Let's start with the placement of the gravity plane.  Gravity planes form
around any object with at least one axis of around twenty feet (6 - 7 yards).
This gravity plane
seems to fall in the direction "which is most convenient".  That's all good
and well, but what exactly does it mean?  It means that the gravity plane,
or gravity axis in some cases, will fall through or along the center mass.
Long thin ships have to be constructed very carefully to distribute the mass
along a flat plane, otherwise gravity may end up being axial.  A very tall
flat ship could even end up with a "vertical" (to its own "floor") gravity
plane!  A heavily loaded ship's gravity plane would also shift, which could
cause problems.  The point is that this gravity plane (or axis) may not
always fall in a way that is most convenient for the ship designers.
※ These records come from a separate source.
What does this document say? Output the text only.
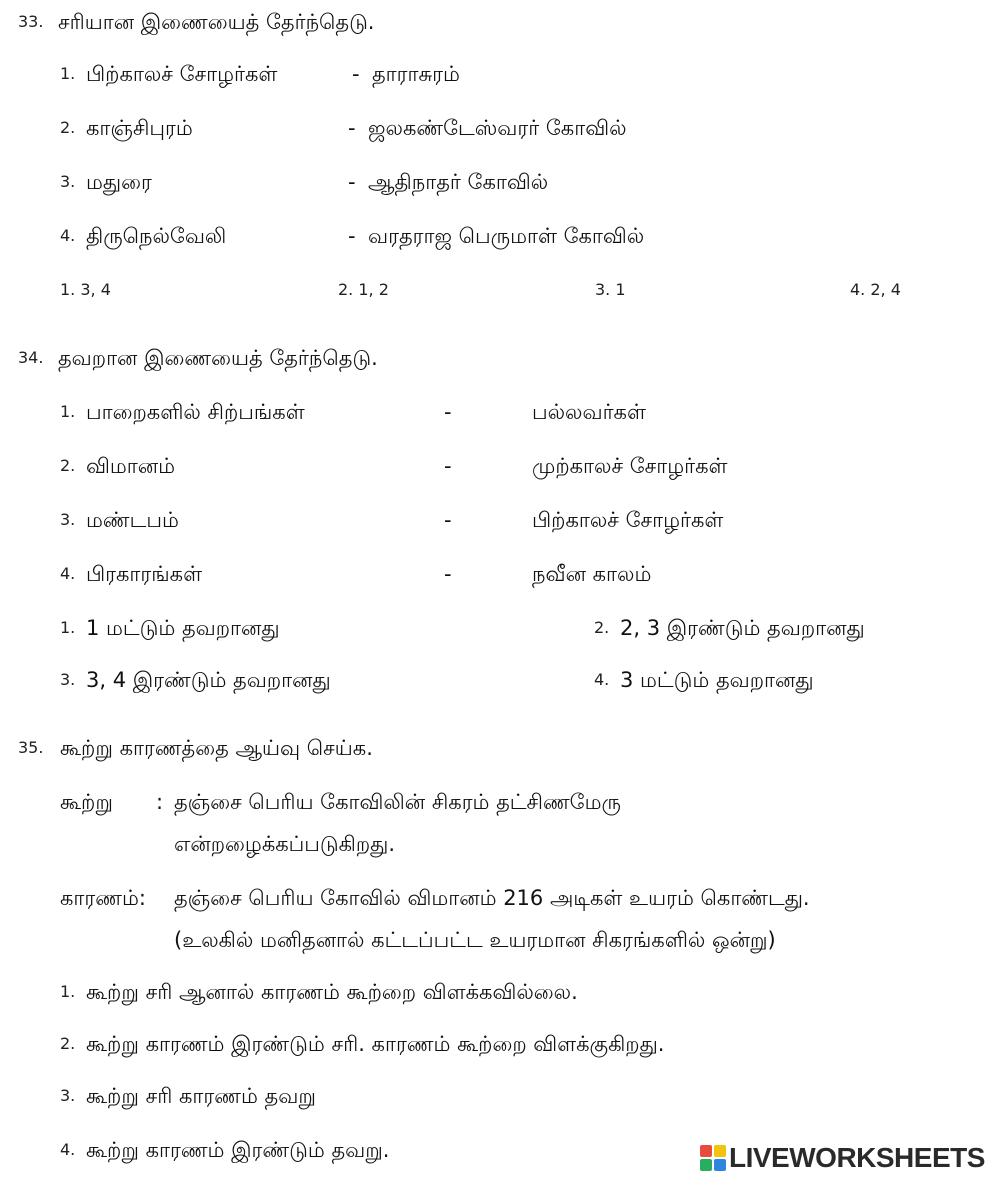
33. சரியான இணையைத் தேர்ந்தெடு.
1. பிற்காலச் சோழர்கள்	- தாராசுரம்
2. காஞ்சிபுரம்	- ஜலகண்டேஸ்வரர் கோவில்
3. மதுரை	- ஆதிநாதர் கோவில்
4. திருநெல்வேலி	- வரதராஜ பெருமாள் கோவில்
1. 3, 4	2. 1, 2	3. 1	4. 2, 4
34. தவறான இணையைத் தேர்ந்தெடு.
1. பாறைகளில் சிற்பங்கள்	-	பல்லவர்கள்
2. விமானம்	-	முற்காலச் சோழர்கள்
3. மண்டபம்	-	பிற்காலச் சோழர்கள்
4. பிரகாரங்கள்	-	நவீன காலம்
1. 1 மட்டும் தவறானது	2. 2, 3 இரண்டும் தவறானது
3. 3, 4 இரண்டும் தவறானது	4. 3 மட்டும் தவறானது
35. கூற்று காரணத்தை ஆய்வு செய்க.
கூற்று : தஞ்சை பெரிய கோவிலின் சிகரம் தட்சிணமேரு
என்றழைக்கப்படுகிறது.
காரணம்: தஞ்சை பெரிய கோவில் விமானம் 216 அடிகள் உயரம் கொண்டது.
(உலகில் மனிதனால் கட்டப்பட்ட உயரமான சிகரங்களில் ஒன்று)
1. கூற்று சரி ஆனால் காரணம் கூற்றை விளக்கவில்லை.
2. கூற்று காரணம் இரண்டும் சரி. காரணம் கூற்றை விளக்குகிறது.
3. கூற்று சரி காரணம் தவறு
4. கூற்று காரணம் இரண்டும் தவறு.	LIVEWORKSHEETS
To solve this problem, certain magics were developed to keep the gravity
plane bound to a specific surface.  These magics also adjust the plane
to give it a more "Earth normal" feel.  (Note: The spell or spells involved
are at level of power that is not too common, but at the same time not rare.
I may actually write them up for GURPS and/or AD&D at some point.)  Gravity
planes are usually bound to the lowest floor or deck of the ship, to keep the
gravity from flipping at takeoff and landing.

Objects left floating along the gravity plane will slowely drift in
towards the "center" of the plane.  This effect is probably due to
gravity's nature of becoming spherical around large bodies.

A misconception about planer gravity is that it's truly binary, either on
or off.  This is not quite true.  Along the gravity "edge" there is a fringe
zone where gravity drops of very quickly.  This area is only a few feet wide
on smaller objects, but grows as the object becomes larger.  Where large
ships and small asteroids have fringe zones of up to several yards.  This
is also due to gravity's spherical nature as objects get bigger.

Hopefully this information will help clear up certain inconsistencies in
the current theories.

Comment and complaints welcome...

-------Cut ------

Let me know if there's anything you have to add.  Also, any thoughts on other
aspects of SJ (helms, air, ship design) that you have an idea about, please
let me know about it.



--
  Static        |            Sleep all day.  Party all night.
    on the      |              Never grow old.  Never die.
      silicon   |               It's fun to be a vampire.